The next day, after dropping his sister off at the local elementary school, he walked slowly to the high school, hands stuffed in the deep pockets of his long, black coat. The fingers of his right hand curled around the cool metal of the gun in his pocket. Today was the day. Today, they would all pay.
He entered the school and headed straight to his homeroom, not bothering to stop by his locker for his books. He wouldn't be needing them today.
He walked into the classroom and took his usual seat in the back, avoiding looking at the faces sneering at him.
The bell rang, signaling the start of the school day. The teacher stood up from her desk and asked everyone to quiet down so she could take roll.
His fingers grasped the handle of the gun. It's time.
He walked to the front of the room, curious stares following him. He turned and glanced out at the sea of faces. All the faces looking at him with curiosity, disgust, and hate.
He quickly whipped out the gun and pointed it straight at the captain of the football team, his worst tormenter. "Nobody move."

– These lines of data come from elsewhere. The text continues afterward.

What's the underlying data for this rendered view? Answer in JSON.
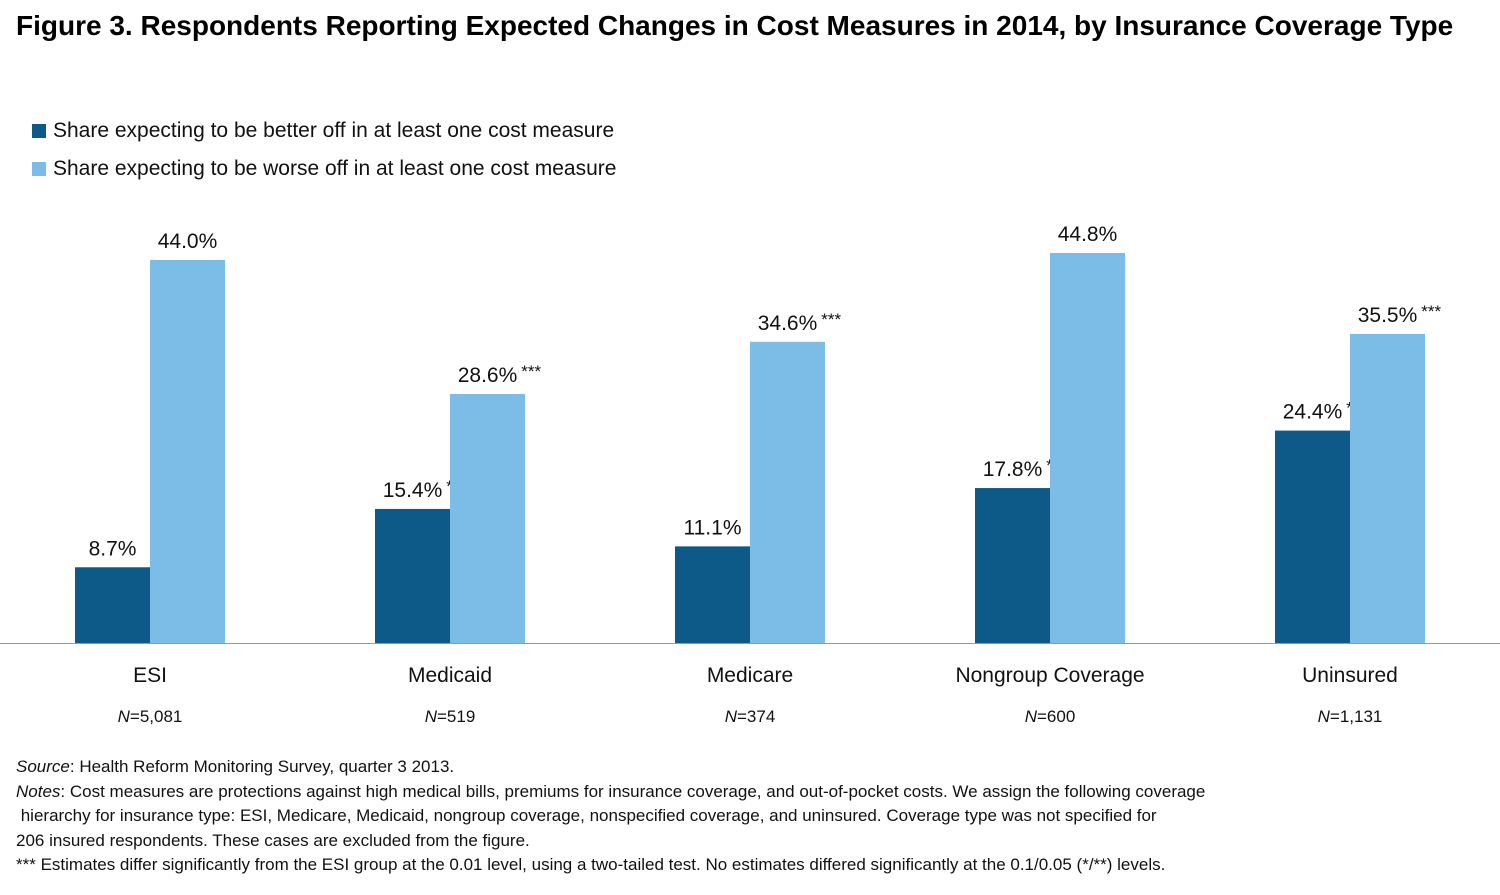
{
  "title": "Figure 3. Respondents Reporting Expected Changes in Cost Measures in 2014, by Insurance Coverage Type",
  "colors": {
    "better": "#0d5a89",
    "worse": "#7bbde6",
    "axis": "#999999"
  },
  "chart_data": {
    "type": "bar",
    "categories": [
      "ESI",
      "Medicaid",
      "Medicare",
      "Nongroup Coverage",
      "Uninsured"
    ],
    "sample_sizes": [
      "=5,081",
      "=519",
      "=374",
      "=600",
      "=1,131"
    ],
    "n_label": "N",
    "series": [
      {
        "name": "Share expecting to be better off in at least one cost measure",
        "values": [
          8.7,
          15.4,
          11.1,
          17.8,
          24.4
        ],
        "labels": [
          "8.7%",
          "15.4%",
          "11.1%",
          "17.8%",
          "24.4%"
        ],
        "significance": [
          "",
          "***",
          "",
          "***",
          "***"
        ]
      },
      {
        "name": "Share expecting to be worse off in at least one cost measure",
        "values": [
          44.0,
          28.6,
          34.6,
          44.8,
          35.5
        ],
        "labels": [
          "44.0%",
          "28.6%",
          "34.6%",
          "44.8%",
          "35.5%"
        ],
        "significance": [
          "",
          "***",
          "***",
          "",
          "***"
        ]
      }
    ],
    "ylim": [
      0,
      44.8
    ],
    "grid": false,
    "legend_position": "top-left"
  },
  "footnotes": {
    "source_label": "Source",
    "source_text": ": Health Reform Monitoring Survey, quarter 3 2013.",
    "notes_label": "Notes",
    "notes_line1": ": Cost measures are protections against high medical bills, premiums for insurance coverage, and out-of-pocket costs. We assign the following coverage",
    "notes_line2": " hierarchy for insurance type: ESI, Medicare, Medicaid, nongroup coverage, nonspecified coverage, and uninsured. Coverage type was not specified for",
    "notes_line3": "206 insured respondents. These cases are excluded from the figure.",
    "significance_note": "*** Estimates differ significantly from the ESI group at the 0.01 level, using a two-tailed test. No estimates differed significantly at the 0.1/0.05 (*/**) levels."
  }
}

The looks on the faces of the students quickly changed to looks of terror. A girl in the front burst into tears. The boy at whom the gun was pointed slowly put his hands in the air. "Hey, come on man, chill out."
His eyes narrowed. "I said, don't move."
The teacher stood motionless behind her desk, not knowing what to do. She'd heard about these things before, but never thought she'd have to experience it herself. She was as frightened as the other students.
She spoke. "I don't know why you are doing this, but you need to put the gun down. We'll get you some help."
"Help? When has anyone ever helped me?" He turned to her, keeping the gun trained on the football player.
She took a small step forward. "It's okay. Just put the gun down."
He glared out at the students. They're faces were filled with fear. For once, they weren't tormenting him. For once, they were the ones that were scared. "No. I want them to suffer like they've made me suffer."
"I'm sure they didn't mean it." Another small step.
He ran his free hand shakily through his shaggy, black hair. "Oh, they did."
The football captain tried to stand slowly. He saw this and snapped his head back to glare daggers at him. He screamed, "I said, don't move!" And he pulled the trigger. The boy collapsed in a heap on the floor.
A girl shrieked. He didn't care anymore. He wanted them to hurt. He wanted them to feel the pain he felt every day. He started shooting in a frenzy. Seven were down, a window was shattered, and a hole pierced the back wall.
He jumped on top of the teacher's desk and stared at the carnage, teeth clenched, eyes narrowed, his breath coming in short, heavy pants. He raised the gun to his head and placed the barrel against his temple. He muttered three last words before pulling the trigger one last time. "I'm coming, Mom."
Six people died that day. Maybe if people had cared to find out how this boy was, it wouldn't have happened. Maybe if someone had reached out a helping hand to him, he wouldn't have died that day, a wounded soul.